Chama-se a atenção do leitor para a importância da introdução, que catapulta o interesse do leigo para esta maratona de leitura com mais de 550 páginas:

“Por várias razões, o tema do Holocausto em Portugal ficou submerso num limbo, para onde Salazar o conseguiu remeter, com a sua política de neutralidade durante a II Guerra Mundial. Depois, sobrevivendo o seu regime ditatorial no pós-guerra, conseguiu eliminar o tema da História e da memória dos portugueses, que não se sentiram envolvidos, quer na guerra europeia, quer no trágico acontecimento de gigantescas proporções da Shoá. Com o fim do regime ditatorial, houve, tanto entre os portugueses como no campo historiográfico português, muitas outras prioridades.

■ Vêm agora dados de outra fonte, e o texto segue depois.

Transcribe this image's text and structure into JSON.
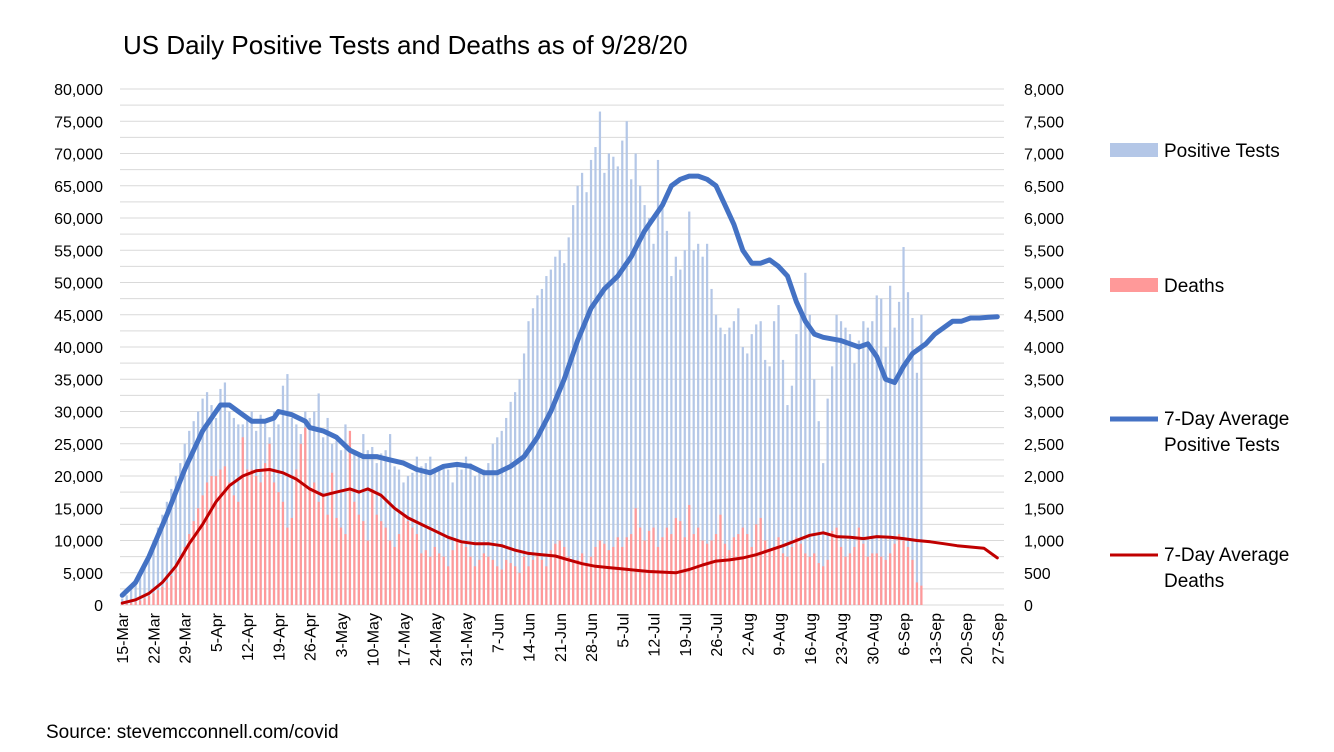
{
  "chart_data": {
    "type": "bar",
    "title": "US Daily  Positive Tests and Deaths as of 9/28/20",
    "source": "Source: stevemcconnell.com/covid",
    "y_left": {
      "min": 0,
      "max": 80000,
      "step": 5000,
      "tick_labels": [
        "0",
        "5,000",
        "10,000",
        "15,000",
        "20,000",
        "25,000",
        "30,000",
        "35,000",
        "40,000",
        "45,000",
        "50,000",
        "55,000",
        "60,000",
        "65,000",
        "70,000",
        "75,000",
        "80,000"
      ]
    },
    "y_right": {
      "min": 0,
      "max": 8000,
      "step": 500,
      "tick_labels": [
        "0",
        "500",
        "1,000",
        "1,500",
        "2,000",
        "2,500",
        "3,000",
        "3,500",
        "4,000",
        "4,500",
        "5,000",
        "5,500",
        "6,000",
        "6,500",
        "7,000",
        "7,500",
        "8,000"
      ]
    },
    "x_start": "15-Mar",
    "x_tick_labels": [
      "15-Mar",
      "22-Mar",
      "29-Mar",
      "5-Apr",
      "12-Apr",
      "19-Apr",
      "26-Apr",
      "3-May",
      "10-May",
      "17-May",
      "24-May",
      "31-May",
      "7-Jun",
      "14-Jun",
      "21-Jun",
      "28-Jun",
      "5-Jul",
      "12-Jul",
      "19-Jul",
      "26-Jul",
      "2-Aug",
      "9-Aug",
      "16-Aug",
      "23-Aug",
      "30-Aug",
      "6-Sep",
      "13-Sep",
      "20-Sep",
      "27-Sep"
    ],
    "series": [
      {
        "name": "Positive Tests",
        "type": "bar",
        "axis": "left",
        "color": "#b4c7e7",
        "values": [
          1000,
          1500,
          2500,
          3200,
          4500,
          6000,
          8000,
          10000,
          12000,
          14000,
          16000,
          18000,
          20000,
          22000,
          25000,
          27000,
          28500,
          30000,
          32000,
          33000,
          31000,
          29000,
          33500,
          34500,
          30000,
          29000,
          28000,
          28000,
          29000,
          30000,
          27000,
          29500,
          28500,
          26000,
          30000,
          28000,
          34000,
          35800,
          29000,
          28000,
          26500,
          30000,
          29000,
          30000,
          32800,
          26000,
          29000,
          25000,
          25500,
          24000,
          28000,
          25000,
          24000,
          23500,
          26500,
          24000,
          24500,
          22000,
          23500,
          24000,
          26500,
          21500,
          21000,
          19000,
          20000,
          20500,
          23000,
          21500,
          22000,
          23000,
          20500,
          21000,
          21500,
          21000,
          19000,
          22000,
          21000,
          23000,
          22000,
          20000,
          20500,
          21000,
          22000,
          25000,
          26000,
          27000,
          29000,
          31500,
          33000,
          35000,
          39000,
          44000,
          46000,
          48000,
          49000,
          51000,
          52000,
          54000,
          55000,
          53000,
          57000,
          62000,
          65000,
          67000,
          64000,
          69000,
          71000,
          76500,
          67000,
          70000,
          69500,
          68000,
          72000,
          75000,
          66000,
          70000,
          65000,
          62000,
          60000,
          56000,
          69000,
          62000,
          58000,
          51000,
          54000,
          52000,
          55000,
          61000,
          55000,
          56000,
          54000,
          56000,
          49000,
          45000,
          43000,
          42000,
          43000,
          44000,
          46000,
          40000,
          39000,
          42000,
          43500,
          44000,
          38000,
          37000,
          44000,
          46500,
          38000,
          31000,
          34000,
          42000,
          45000,
          51500,
          45000,
          35000,
          28500,
          22000,
          32000,
          37000,
          45000,
          44000,
          43000,
          42000,
          37500,
          41000,
          44000,
          43000,
          44000,
          48000,
          47500,
          40000,
          49500,
          43000,
          47000,
          55500,
          48500,
          44500,
          36000,
          45000
        ]
      },
      {
        "name": "Deaths",
        "type": "bar",
        "axis": "left",
        "color": "#ff9999",
        "values": [
          100,
          150,
          300,
          500,
          700,
          1000,
          1400,
          1800,
          2300,
          2800,
          3500,
          4500,
          5500,
          7000,
          9000,
          11000,
          13000,
          15000,
          17000,
          19000,
          20000,
          20000,
          21000,
          21500,
          19000,
          17000,
          16000,
          26000,
          21000,
          21000,
          20000,
          19000,
          22000,
          25000,
          19000,
          17500,
          16000,
          12000,
          13500,
          21000,
          25000,
          27500,
          18000,
          19000,
          16000,
          17000,
          14000,
          20500,
          13500,
          12000,
          11000,
          27000,
          16000,
          14000,
          13000,
          10000,
          18000,
          14000,
          13000,
          12000,
          10000,
          9000,
          11000,
          14000,
          13000,
          12000,
          11000,
          8000,
          8500,
          7500,
          9000,
          8000,
          7500,
          6000,
          8500,
          10000,
          9500,
          9000,
          7500,
          6000,
          7000,
          8000,
          7500,
          7000,
          6000,
          5500,
          7000,
          6500,
          6000,
          5000,
          7500,
          6000,
          7000,
          8000,
          7000,
          6000,
          8500,
          9500,
          10000,
          9000,
          7500,
          6500,
          7000,
          8000,
          6500,
          7500,
          9000,
          10000,
          9500,
          8500,
          9000,
          10500,
          9000,
          10500,
          11000,
          15000,
          12000,
          10000,
          11500,
          12000,
          9000,
          10500,
          12000,
          11000,
          13500,
          13000,
          10500,
          15500,
          11000,
          12000,
          10000,
          9500,
          10000,
          11000,
          14000,
          9500,
          8500,
          10500,
          11000,
          12000,
          11000,
          9000,
          12500,
          13500,
          10000,
          8500,
          9000,
          10500,
          8000,
          7500,
          9000,
          10500,
          9500,
          8000,
          7500,
          8000,
          6500,
          6000,
          7000,
          11500,
          12000,
          9000,
          7500,
          8000,
          9000,
          12000,
          9500,
          7500,
          8000,
          8000,
          7500,
          7000,
          8000,
          9500,
          11000,
          10000,
          9000,
          7000,
          3500,
          3000
        ]
      },
      {
        "name": "7-Day Average Positive Tests",
        "type": "line",
        "axis": "left",
        "color": "#4472c4",
        "points": [
          [
            0,
            1500
          ],
          [
            3,
            3500
          ],
          [
            6,
            7500
          ],
          [
            10,
            14000
          ],
          [
            14,
            21000
          ],
          [
            18,
            27000
          ],
          [
            21,
            30000
          ],
          [
            22,
            31000
          ],
          [
            24,
            31000
          ],
          [
            26,
            30000
          ],
          [
            29,
            28500
          ],
          [
            32,
            28500
          ],
          [
            34,
            29000
          ],
          [
            35,
            30000
          ],
          [
            38,
            29500
          ],
          [
            41,
            28500
          ],
          [
            42,
            27500
          ],
          [
            45,
            27000
          ],
          [
            48,
            26000
          ],
          [
            51,
            24000
          ],
          [
            54,
            23000
          ],
          [
            57,
            23000
          ],
          [
            60,
            22500
          ],
          [
            63,
            22000
          ],
          [
            66,
            21000
          ],
          [
            69,
            20500
          ],
          [
            72,
            21500
          ],
          [
            75,
            21800
          ],
          [
            78,
            21500
          ],
          [
            81,
            20500
          ],
          [
            84,
            20500
          ],
          [
            87,
            21500
          ],
          [
            90,
            23000
          ],
          [
            93,
            26000
          ],
          [
            96,
            30000
          ],
          [
            99,
            35000
          ],
          [
            102,
            41000
          ],
          [
            105,
            46000
          ],
          [
            108,
            49000
          ],
          [
            111,
            51000
          ],
          [
            114,
            54000
          ],
          [
            117,
            58000
          ],
          [
            120,
            61000
          ],
          [
            121,
            62000
          ],
          [
            123,
            65000
          ],
          [
            125,
            66000
          ],
          [
            127,
            66500
          ],
          [
            129,
            66500
          ],
          [
            131,
            66000
          ],
          [
            133,
            65000
          ],
          [
            135,
            62000
          ],
          [
            137,
            59000
          ],
          [
            139,
            55000
          ],
          [
            141,
            53000
          ],
          [
            143,
            53000
          ],
          [
            145,
            53500
          ],
          [
            147,
            52500
          ],
          [
            149,
            51000
          ],
          [
            151,
            47000
          ],
          [
            153,
            44000
          ],
          [
            155,
            42000
          ],
          [
            157,
            41500
          ],
          [
            161,
            41000
          ],
          [
            163,
            40500
          ],
          [
            165,
            40000
          ],
          [
            167,
            40500
          ],
          [
            169,
            38500
          ],
          [
            171,
            35000
          ],
          [
            173,
            34500
          ],
          [
            175,
            37000
          ],
          [
            177,
            39000
          ],
          [
            180,
            40500
          ],
          [
            182,
            42000
          ],
          [
            184,
            43000
          ],
          [
            186,
            44000
          ],
          [
            188,
            44000
          ],
          [
            190,
            44500
          ],
          [
            192,
            44500
          ],
          [
            194,
            44600
          ],
          [
            196,
            44700
          ]
        ]
      },
      {
        "name": "7-Day Average Deaths",
        "type": "line",
        "axis": "right",
        "color": "#c00000",
        "points": [
          [
            0,
            30
          ],
          [
            3,
            80
          ],
          [
            6,
            180
          ],
          [
            9,
            350
          ],
          [
            12,
            600
          ],
          [
            15,
            950
          ],
          [
            18,
            1250
          ],
          [
            21,
            1600
          ],
          [
            24,
            1850
          ],
          [
            27,
            2000
          ],
          [
            30,
            2080
          ],
          [
            33,
            2100
          ],
          [
            36,
            2050
          ],
          [
            39,
            1950
          ],
          [
            42,
            1800
          ],
          [
            45,
            1700
          ],
          [
            48,
            1750
          ],
          [
            51,
            1800
          ],
          [
            53,
            1750
          ],
          [
            55,
            1800
          ],
          [
            58,
            1700
          ],
          [
            61,
            1500
          ],
          [
            64,
            1350
          ],
          [
            67,
            1250
          ],
          [
            70,
            1150
          ],
          [
            73,
            1050
          ],
          [
            76,
            980
          ],
          [
            79,
            950
          ],
          [
            82,
            950
          ],
          [
            85,
            920
          ],
          [
            88,
            850
          ],
          [
            91,
            800
          ],
          [
            94,
            780
          ],
          [
            97,
            760
          ],
          [
            100,
            700
          ],
          [
            103,
            640
          ],
          [
            106,
            600
          ],
          [
            109,
            580
          ],
          [
            112,
            560
          ],
          [
            115,
            540
          ],
          [
            118,
            520
          ],
          [
            121,
            510
          ],
          [
            124,
            500
          ],
          [
            127,
            550
          ],
          [
            130,
            620
          ],
          [
            133,
            680
          ],
          [
            136,
            700
          ],
          [
            139,
            730
          ],
          [
            142,
            780
          ],
          [
            145,
            850
          ],
          [
            148,
            920
          ],
          [
            151,
            1000
          ],
          [
            154,
            1080
          ],
          [
            157,
            1120
          ],
          [
            160,
            1060
          ],
          [
            163,
            1050
          ],
          [
            166,
            1030
          ],
          [
            169,
            1060
          ],
          [
            172,
            1050
          ],
          [
            175,
            1030
          ],
          [
            178,
            1000
          ],
          [
            181,
            980
          ],
          [
            184,
            950
          ],
          [
            187,
            920
          ],
          [
            190,
            900
          ],
          [
            193,
            880
          ],
          [
            196,
            730
          ]
        ]
      }
    ]
  }
}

Estava tudo por fazer, desde a caraterização do regime ditatorial derrubado ao estudo das suas instituições, passando pelo comportamento dos ditadores Salazar e Caetano durante o período entre 1932 e 1974. A atitude política de Portugal durante a II Guerra Mundial era apenas um pequeno episódio da história do Estado Novo, e temas como a presença no país dos refugiados e o papel em Portugal de espiões dos dois lados beligerantes, bem como a atitude de Salazar durante a Shoá, permaneceram escondidos até ao final dos anos 80 do século XX (…) Hoje, vinte anos passados do início do século XXI, já existe em Portugal muita literatura historiográfica sobre o Portugal de Salazar e a II Guerra Mundial, os refugiados que passaram pelo país nos anos 30 e 40 do século XX, a diplomacia portuguesa e o relacionamento económico e político durante o Holocausto. O futuro da investigação histórica sobre o tema passa por abordar temas específicos relativamente ao papel dos portugueses no Holocausto, mas também por continuar a proceder a um trabalho de análise comparativa, de caraterização e de contextualização no âmbito de um movimento de ditaduras de vários tipos, à escala europeia. É certo que continua a faltar uma internacionalização da historiografia portuguesa que passa pela tradução, pelo menos para a língua inglesa, para que Portugal esteja definitivamente inserido no campo da história da Shoá, europeia e mundial”.

Ainda nesta introdução, a historiadora refere as lacunas, as incompreensões sobre casos específicos de categorias de pessoas. Com efeito, a “Solução Final da Questão Judaica” foi muito mais longe do que o extermínio racial, operou mortandade em eslavos e ciganos, deficientes físicos e psíquicos, homossexuais, incidentalmente levou ao trabalho escravo, convém não esquecer que os primeiros muito milhares de mortes em Auschwitz, e mortos barbaramente, foram prisioneiros soviéticos. E a autora faz a sua declaração de interesses:

“Escrevi este livro para que sirva de uma espécie de manual, em que se possam encontrar respostas a diversas perguntas e dúvidas, desfazer confusões, ajudar a derrubar ideias feitas e lugares-comuns contendo falsidades; em suma, contribuir para um maior conhecimento do tema do Holocausto. Por isso, não só se procurará aqui desentranhar as causas complexas da Shoá como derrubar ideias de que tal acontecimento se deveu a um grupo de dirigentes e loucos em torno de Hitler. Se a Shoá se reporta ao genocídio, que se pretendeu total, dos judeus da Europa, através do qual cerca de seis milhões foram assassinados, os nazis perseguiram e assassinaram outras minorias, como aconteceu com cerca de meio milhão de ciganos de etnia rom e sinti e 70 mil deficientes físicos e/ou psíquicos. Lembre-se ainda o assassínio de 3 milhões de prisioneiros de guerra soviéticos, para não falar dos 700 mil sérvios assassinados às mãos dos croatas e das elites e católicos polacos às mãos dos nazis. Muitos outros seres humanos, não tendo sido objeto de genocídio e de assassínio em massa, foram também perseguidos até à morte pelos nazis e pelos seus cúmplices, como aconteceu com cerca de 80 mil prisioneiros políticos alemães, cerca de 10 mil homossexuais e centenas de testemunhas de Jeová”.

Uma investigação de arromba que coroa um percurso universitário e uma carreira de investigação ímpares. O Círculo de Leitores e a Temas e Debates por mais este triunfo a favor da cultura portuguesa, em que continuam na vanguarda, nenhum editor se lhes iguala.